La grande misère de la psychiatrie n’est pas une fatalité. L’analyse des expérimentations et études menées hors de France permet à l’Institut Montaigne d’identifier plusieurs pistes de réforme de la prise en charge de troubles psychiatriques. L’une d’elle en particulier semble particulièrement prometteuse : l’intégration de la santé mentale dans les soins de premier recours.

Parce qu’elle génère incertitude, stress, peur, isolement et deuils, la pandémie de Covid-19 a et aura des conséquences fortes sur la santé mentale des Français. La dépression et les troubles anxieux, augmentent déjà et rapidement, avec entre fin septembre et début novembre 2020, un doublement des troubles dépressifs.

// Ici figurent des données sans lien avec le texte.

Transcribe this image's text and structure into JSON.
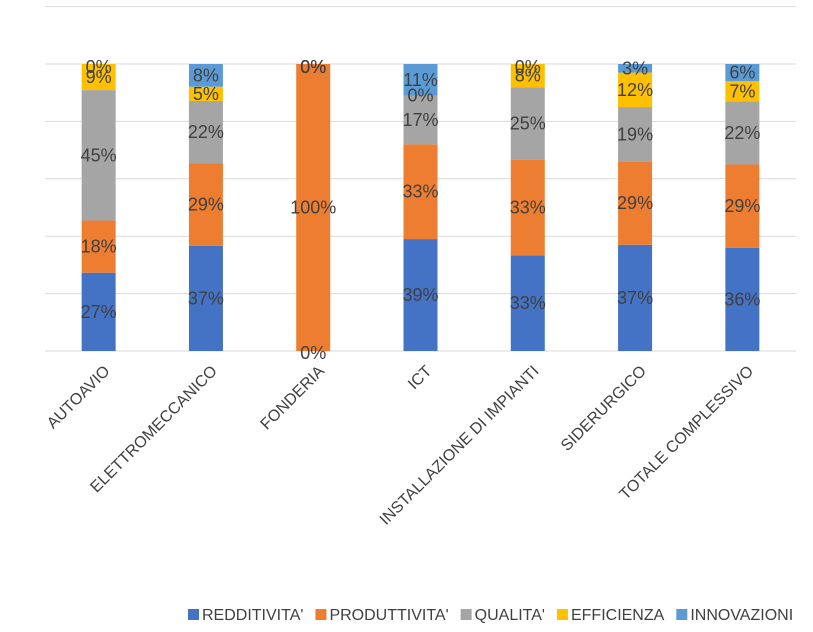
{
  "chart_data": {
    "type": "bar",
    "stacked": true,
    "normalized": true,
    "categories": [
      "AUTOAVIO",
      "ELETTROMECCANICO",
      "FONDERIA",
      "ICT",
      "INSTALLAZIONE DI IMPIANTI",
      "SIDERURGICO",
      "TOTALE COMPLESSIVO"
    ],
    "series": [
      {
        "name": "REDDITIVITA'",
        "color": "#4472C4",
        "values": [
          27,
          37,
          0,
          39,
          33,
          37,
          36
        ],
        "labels": [
          "27%",
          "37%",
          "0%",
          "39%",
          "33%",
          "37%",
          "36%"
        ]
      },
      {
        "name": "PRODUTTIVITA'",
        "color": "#ED7D31",
        "values": [
          18,
          29,
          100,
          33,
          33,
          29,
          29
        ],
        "labels": [
          "18%",
          "29%",
          "100%",
          "33%",
          "33%",
          "29%",
          "29%"
        ]
      },
      {
        "name": "QUALITA'",
        "color": "#A5A5A5",
        "values": [
          45,
          22,
          0,
          17,
          25,
          19,
          22
        ],
        "labels": [
          "45%",
          "22%",
          "0%",
          "17%",
          "25%",
          "19%",
          "22%"
        ]
      },
      {
        "name": "EFFICIENZA",
        "color": "#FFC000",
        "values": [
          9,
          5,
          0,
          0,
          8,
          12,
          7
        ],
        "labels": [
          "9%",
          "5%",
          "0%",
          "0%",
          "8%",
          "12%",
          "7%"
        ]
      },
      {
        "name": "INNOVAZIONI",
        "color": "#5B9BD5",
        "values": [
          0,
          8,
          0,
          11,
          0,
          3,
          6
        ],
        "labels": [
          "0%",
          "8%",
          "0%",
          "11%",
          "0%",
          "3%",
          "6%"
        ]
      }
    ],
    "ylim": [
      0,
      100
    ],
    "grid": true,
    "legend": "bottom"
  }
}
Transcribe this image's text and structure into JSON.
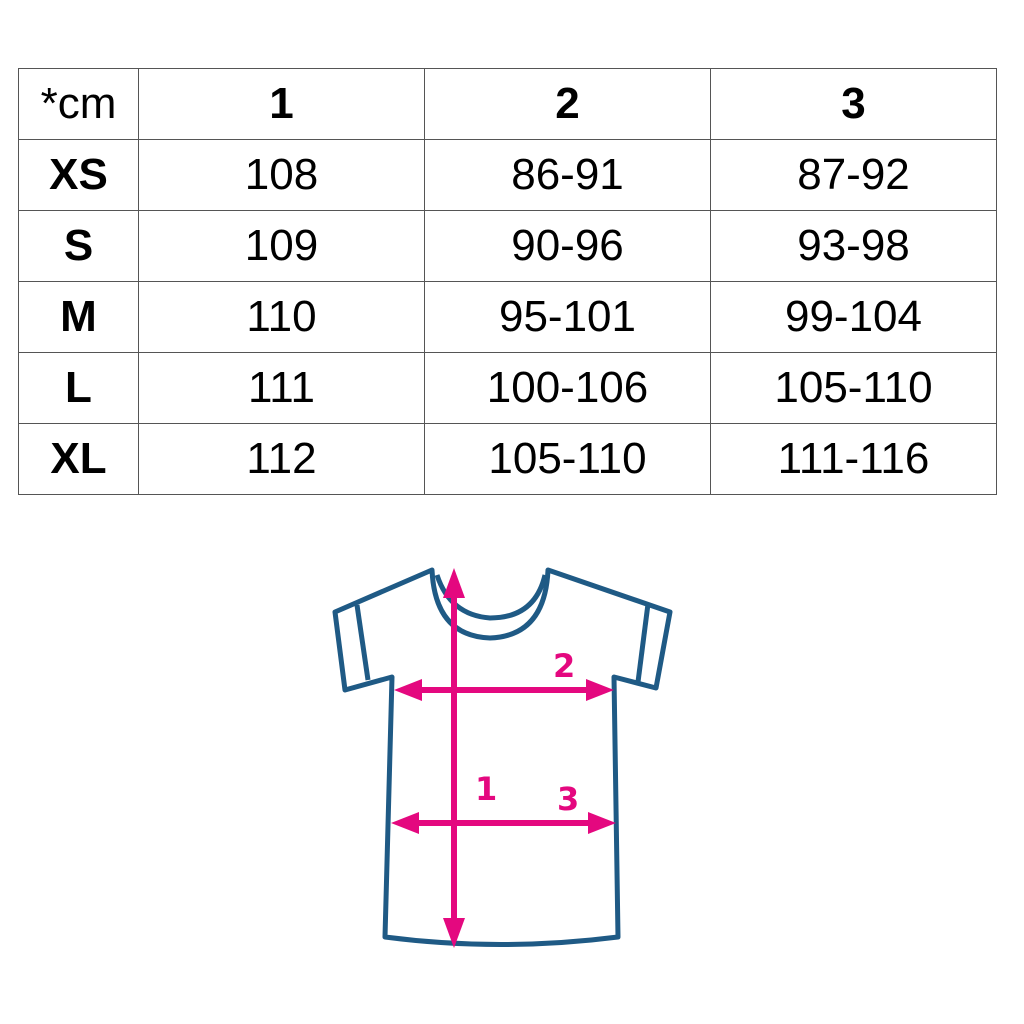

Cette perspective est préoccupante. Alors que 12 millions de Français (une personne sur 5) sont concernés par une maladie psychique, seules 40 à 60 % sont aujourd’hui pris en charge rappelle l’étude « Santé mentale : faire face à la crise » publiée en décembre par l’Institut Montaigne. « On peut parler d’échec collectif puisque, dans le même temps, la psychiatrie constitue le premier poste de dépenses de l’Assurance maladie, avant le cancer ou les maladies cardiovasculaires… et que le nombre de psychiatres par habitant est l’un des plus élevés de l’OCDE », rappelle Angèle Malâtre-Lansac directrice déléguée à la Santé à l’institut Montaigne et auteure de l’étude.

La question de l’entrée dans le parcours de soins

Au-delà de la répartition des ressources, les raisons de cette défaillance dans la prise en charge sont à chercher du côté de l’entrée dans le parcours de soins.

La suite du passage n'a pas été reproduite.